According to the study conducted by Brisbane Development, Chermside has seen urban densification that attracted people to move in the suburb and propose new dwellings within the Chermside-Kedron area along the Gympie Road. This urbanisation and densification has led to constant gridlocks covering large sections of the road.

Brisbane Development has said that road widening and remarking bus lanes would not address the issue, but a shift of mode of transport can. Deputy Mayor Adrian Schrinner mentioned that the Brisbane Metro will be expanded to Chermside, and that this should reconfigure Gympie Road from a car-centric road to a multi-transit road, hopefully reducing congestion and the incidence of multiple crashes.

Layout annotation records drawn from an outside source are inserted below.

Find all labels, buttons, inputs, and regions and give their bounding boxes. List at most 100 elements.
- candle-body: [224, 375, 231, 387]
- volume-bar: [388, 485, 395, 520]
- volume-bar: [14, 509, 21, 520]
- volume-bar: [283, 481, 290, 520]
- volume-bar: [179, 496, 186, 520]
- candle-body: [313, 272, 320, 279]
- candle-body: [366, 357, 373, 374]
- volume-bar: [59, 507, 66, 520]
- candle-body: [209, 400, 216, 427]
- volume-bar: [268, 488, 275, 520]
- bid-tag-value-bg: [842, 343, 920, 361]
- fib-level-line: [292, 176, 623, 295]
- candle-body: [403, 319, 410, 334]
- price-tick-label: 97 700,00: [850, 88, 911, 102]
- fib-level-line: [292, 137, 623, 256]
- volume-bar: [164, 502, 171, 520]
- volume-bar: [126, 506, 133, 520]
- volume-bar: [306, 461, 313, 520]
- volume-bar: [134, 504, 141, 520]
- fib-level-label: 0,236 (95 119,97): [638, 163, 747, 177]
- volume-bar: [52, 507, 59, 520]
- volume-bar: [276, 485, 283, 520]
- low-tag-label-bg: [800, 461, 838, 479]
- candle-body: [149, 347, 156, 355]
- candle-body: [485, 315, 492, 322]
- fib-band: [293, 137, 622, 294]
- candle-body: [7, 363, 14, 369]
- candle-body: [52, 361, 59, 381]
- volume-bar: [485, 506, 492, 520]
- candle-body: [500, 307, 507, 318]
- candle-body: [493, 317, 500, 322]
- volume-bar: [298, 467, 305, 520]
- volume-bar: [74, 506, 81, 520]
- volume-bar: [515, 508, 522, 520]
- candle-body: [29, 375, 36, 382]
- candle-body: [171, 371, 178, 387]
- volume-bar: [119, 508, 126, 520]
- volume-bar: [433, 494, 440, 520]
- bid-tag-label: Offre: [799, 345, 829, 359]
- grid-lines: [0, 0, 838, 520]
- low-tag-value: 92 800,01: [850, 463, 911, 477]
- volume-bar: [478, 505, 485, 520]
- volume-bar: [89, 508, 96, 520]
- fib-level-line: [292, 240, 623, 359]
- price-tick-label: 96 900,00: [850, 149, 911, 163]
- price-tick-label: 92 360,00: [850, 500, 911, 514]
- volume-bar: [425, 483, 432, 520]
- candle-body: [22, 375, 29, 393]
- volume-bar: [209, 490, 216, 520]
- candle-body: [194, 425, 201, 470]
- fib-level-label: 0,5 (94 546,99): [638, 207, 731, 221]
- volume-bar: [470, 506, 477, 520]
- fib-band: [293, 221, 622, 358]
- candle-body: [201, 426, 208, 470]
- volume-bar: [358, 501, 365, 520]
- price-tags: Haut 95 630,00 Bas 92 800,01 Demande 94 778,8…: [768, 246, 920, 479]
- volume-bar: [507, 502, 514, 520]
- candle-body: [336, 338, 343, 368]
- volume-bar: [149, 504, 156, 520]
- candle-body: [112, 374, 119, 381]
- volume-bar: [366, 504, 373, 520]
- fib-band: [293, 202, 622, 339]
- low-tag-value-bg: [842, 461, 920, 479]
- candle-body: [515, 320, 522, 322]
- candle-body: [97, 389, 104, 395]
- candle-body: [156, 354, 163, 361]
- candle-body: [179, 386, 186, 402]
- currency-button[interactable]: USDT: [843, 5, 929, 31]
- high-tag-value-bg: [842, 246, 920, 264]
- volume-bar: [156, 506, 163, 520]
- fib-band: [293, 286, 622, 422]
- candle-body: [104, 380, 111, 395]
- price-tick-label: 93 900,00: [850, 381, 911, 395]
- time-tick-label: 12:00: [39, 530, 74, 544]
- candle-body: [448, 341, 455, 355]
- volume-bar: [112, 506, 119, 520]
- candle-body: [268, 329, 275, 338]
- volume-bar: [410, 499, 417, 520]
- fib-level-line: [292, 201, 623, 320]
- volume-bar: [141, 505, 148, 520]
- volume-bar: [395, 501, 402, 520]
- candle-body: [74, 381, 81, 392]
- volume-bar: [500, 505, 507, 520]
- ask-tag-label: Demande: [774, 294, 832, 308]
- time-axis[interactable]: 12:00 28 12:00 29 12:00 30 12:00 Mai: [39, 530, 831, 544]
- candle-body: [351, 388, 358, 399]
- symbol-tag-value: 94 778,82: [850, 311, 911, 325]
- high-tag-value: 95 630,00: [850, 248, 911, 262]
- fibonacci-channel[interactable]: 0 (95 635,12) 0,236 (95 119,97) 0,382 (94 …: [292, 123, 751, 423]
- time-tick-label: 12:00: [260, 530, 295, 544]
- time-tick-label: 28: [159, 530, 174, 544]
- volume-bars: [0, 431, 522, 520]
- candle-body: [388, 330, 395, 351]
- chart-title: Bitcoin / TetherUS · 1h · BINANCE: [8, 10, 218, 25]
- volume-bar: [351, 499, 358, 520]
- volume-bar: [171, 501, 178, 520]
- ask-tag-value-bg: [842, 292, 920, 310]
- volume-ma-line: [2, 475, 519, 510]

Photo credit: Chermside District

This proposal is not new. In fact, Gympie Road has a dedicated Chermside Line with tramcars running down the road in the 1950s. The line is in between two lanes of traffic with enough space to accommodate vehicles and even rose gardens.

 

Main Causes of Road Crashes

Photo credit: Free Stock Photos

Aside from the traffic bottleneck on the Gympie Road, the AAMI Crash Index reveals that 45% of motorists believe that distractions, such as mobile phones, are the common cause of crashes. Despite the dangers of “texting while driving”, a significant number of motorists are still taking the risk. AAMI study shows that 3% of Queenslanders text while driving and 47% engage in conversation with a hands-free kit.

“Concentration is key, especially when travelling in heavy traffic. It’s important to leave enough room between you and the car in front, keep to the speed limit and avoid distractions like mobile phones … Even when used legally, mobile phones can be very distracting for drivers – particularly phone calls. We would urge drivers to limit their use of phones while they’re driving and only operate them when it is absolutely safe to do so,” AAMI Spokesperson Michael Mills said.

Overspeeding and tailgating are also common causes of road crashes. Motorists should be mindful of safe driving behaviour when travelling Gympie Road and any other road. For travellers on Gympie Road, it’s best to be safe, than sorry.